Experts from Iran and six world powers (known as the P5+1, or sextet) are gathering in Geneva for a third round of nuclear talks later in the day, aimed at setting a framework to implement last month’s landmark interim deal.
Two rounds of talks have been held so far since Tehran agreed on November 24 to suspend parts of its disputed nuclear program for six months in return for limited sanctions relief while a longer-term agreement is forged.
Iran’s Mehr news agency on December 29 quoted Iran’s top nuclear negotiator, Abbas Araqchi, as saying he hoped the deal could be implemented within a month.
Araqchi, however, said the talks are “proceeding slowly, as there are misunderstandings over the interpretation of some elements of the accord.”
The first round of talks was interrupted when Iranians walked out after Washington expanded its sanctions blacklist against Tehran.
Senate Foreign Relations Committee Chairman Bob Menendez (D) said at week’s end that the “Iranians are showing their true intentions,” following a statement Thursday by Iran’s nuclear chief, Ali Akbar Salehi, that his country is building a new generation of centrifuges for uranium enrichment but they “require further tests” before they can be mass produced.
Menendez is putting pressure on the administration by urging Congress to pass sanctions legislation against Iran, following the statement by Salehi.
“If you’re talking about producing more advanced centrifuges that are only used to enrich uranium at a quicker rate … the only purposes of that and the only reason you won’t give us access to [a military research facility] is because you’re really not thinking about nuclear power for domestic energy — you’re thinking about nuclear power for nuclear weapons,” said Menendez.

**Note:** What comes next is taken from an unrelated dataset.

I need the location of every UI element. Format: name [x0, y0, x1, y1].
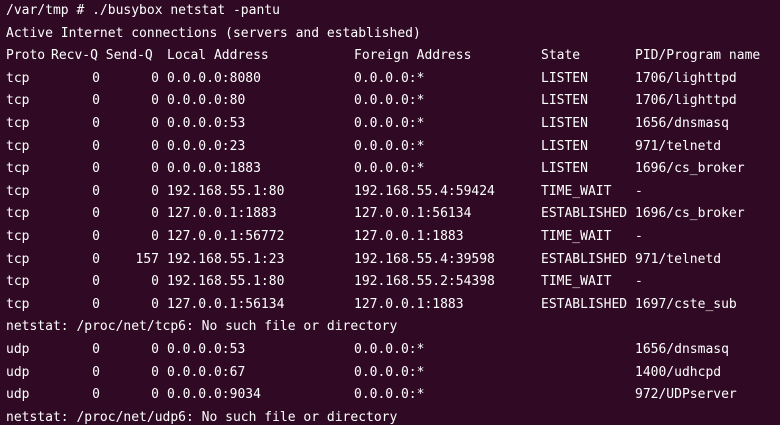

In addition, two officials familiar with Iran’s nuclear activities revealed to the Associated Press Friday that Iranian technical experts told counterparts from the six powers last week that some of the centrifuges have been installed at “a research tract of one of Iran’s enriching sites.”
Israel’s Minister Yuval Steinitz said last week that if sanctions on Iran had not been eased, Iran’s economy would have collapsed “in a year or two.”
Iran’s Fars news noted Monday that Iran announced in April that it could start enriching uranium to the purity level of 50 percent “if its research community declares a need to nuclear-fueled submarines,” but that it has no such plans at the moment.
“For now we have no plans for enrichment above 20 percent,” former Head of the Atomic Energy Organization of Iran (AEOI) Fereidoun Abbasi said at the time, and added, “But in some cases … such as ships and submarines, if our researchers have a need for greater presence under the sea, we must build small engines whose construction requires fuel enriched to 45 to 56 percent.”
“In this case, it’s possible we would need this fuel.”
“We have the capability to produce nuclear fuel for ships and submarines,” Abbasi said, and added, “But currently no plan to enrich uranium beyond 20 percent of enrichment is on our agenda.”